In Occidente si cominciò a restituire al Saladino nobiltà d’animo e lealtà almeno dal Trecento in poi. Spiega Cardini che «a proporre la sua apologia furono Dante, Boccaccio e – in pieno Illuminismo – il Tedesco Gotthold Efraim Lessing, che ne fece, con l’opera teatrale intitolata Nathan il saggio (1779), un modello di tolleranza»; anche Voltaire difese il Saladino, dicendo che pochi cronisti seppero rendergli giustizia. Dante, in particolare, nella Divina Commedia riservò a Saladino un trattamento di speciale favore: lo mise sì all’Inferno (Canto IV), ma in un maestoso castello nel Limbo; unico musulmano, insieme a due maestri arabi della scienza e della filosofia del suo tempo, Avicenna e Averroè. «[...] e solo, in parte, vidi ’l Saladino» (verso 129): il Sultano celebrato come principe di grande liberalità e giustizia, appare solo e in disparte rispetto alle altre anime dell’antichità; il suo isolamento, dovuto al fatto che è di altra stirpe e di altra religione, conferisce alla sua figura proporzioni eroiche. Anche Boccaccio (1313-1375) nel Decamerone elogia la tolleranza di Saladino che, in una delle prime novelle, ricopre di doni uno scaltro ebreo perché gli ha rivelato l’impossibilità di dire quale religione, tra la cristiana, l’ebraica e la musulmana, sia quella autentica (ognuno, conclude l’Ebreo, crede che sia la sua): in un’illustrazione del XIV secolo è raffigurato con un volto mite, uno sguardo dolce e pensoso e una barba bianca tipica di un filosofo.
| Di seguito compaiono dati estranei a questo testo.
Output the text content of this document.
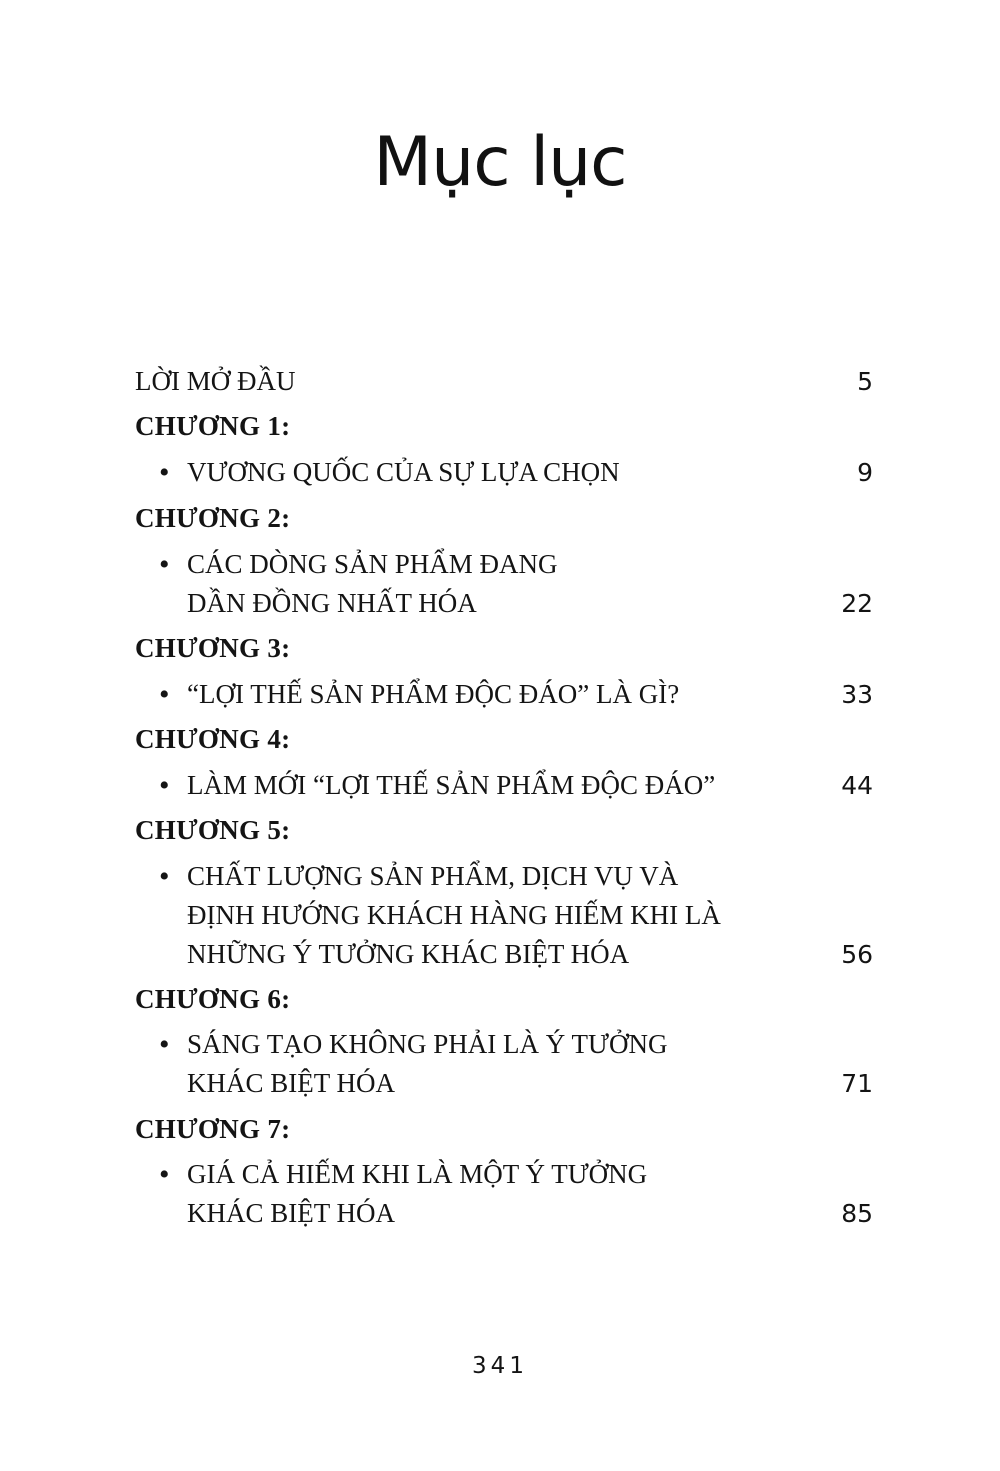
Mục lục
LỜI MỞ ĐẦU	5
CHƯƠNG 1:
• VƯƠNG QUỐC CỦA SỰ LỰA CHỌN	9
CHƯƠNG 2:
• CÁC DÒNG SẢN PHẨM ĐANG
DẦN ĐỒNG NHẤT HÓA	22
CHƯƠNG 3:
• “LỢI THẾ SẢN PHẨM ĐỘC ĐÁO” LÀ GÌ?	33
CHƯƠNG 4:
• LÀM MỚI “LỢI THẾ SẢN PHẨM ĐỘC ĐÁO”	44
CHƯƠNG 5:
• CHẤT LƯỢNG SẢN PHẨM, DỊCH VỤ VÀ
ĐỊNH HƯỚNG KHÁCH HÀNG HIẾM KHI LÀ
NHỮNG Ý TƯỞNG KHÁC BIỆT HÓA	56
CHƯƠNG 6:
• SÁNG TẠO KHÔNG PHẢI LÀ Ý TƯỞNG
KHÁC BIỆT HÓA	71
CHƯƠNG 7:
• GIÁ CẢ HIẾM KHI LÀ MỘT Ý TƯỞNG
KHÁC BIỆT HÓA	85
341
Perché, allora, ne abbiamo sempre avuto un ritratto fosco? Perché le fonti giunte fino a noi sono spesso di parte, più simili ad opere di «propaganda» che di ricerca storica: dipingere l’avversario come un mostro serviva – e serve tuttora – a giustificare la guerra celandone i veri motivi, legati spesso a questioni economiche. I Persiani, per gli scrittori greci del V secolo avanti Cristo, erano tutti tipi violenti dai gusti un po’ volgari: era infatti dalla Persia che, all’epoca, veniva la minaccia più grande per le città-stato greche. In modo analogo, l’aristocrazia del Senato Romano vedeva come fumo negli occhi i primi Imperatori assolutisti, accentratori di potere e «nuovi ricchi»: siccome molti storici e scrittori latini sedevano in Senato e parteggiavano per le famiglie che avevano fatto grande la Repubblica Romana, gli Imperatori passarono alla Storia mostrando il loro lato peggiore. Lo stesso trattamento venne riservato agli Imperatori pagani del IV e V secolo («debosciati» nelle fonti cristiane perché persecutori di Cristiani), poi ai barbari delle steppe orientali, agli Arabi conquistatori della Terrasanta, fino al Saladino (ed oltre). Ripresi dagli storici posteriori, questi cupi ritratti hanno alimentato leggende nere che solo la nascita, nel secolo scorso, di una scienza storica basata sul confronto oggettivo di documenti e fonti diverse ha contribuito a sfatare. «Forse Saladino non aveva molto a che fare con la tolleranza come l’intendiamo oggi» conclude Cardini. «Ma personaggi come lui finiscono per essere più importanti per quel che significano per i posteri che per quello che sono davvero stati».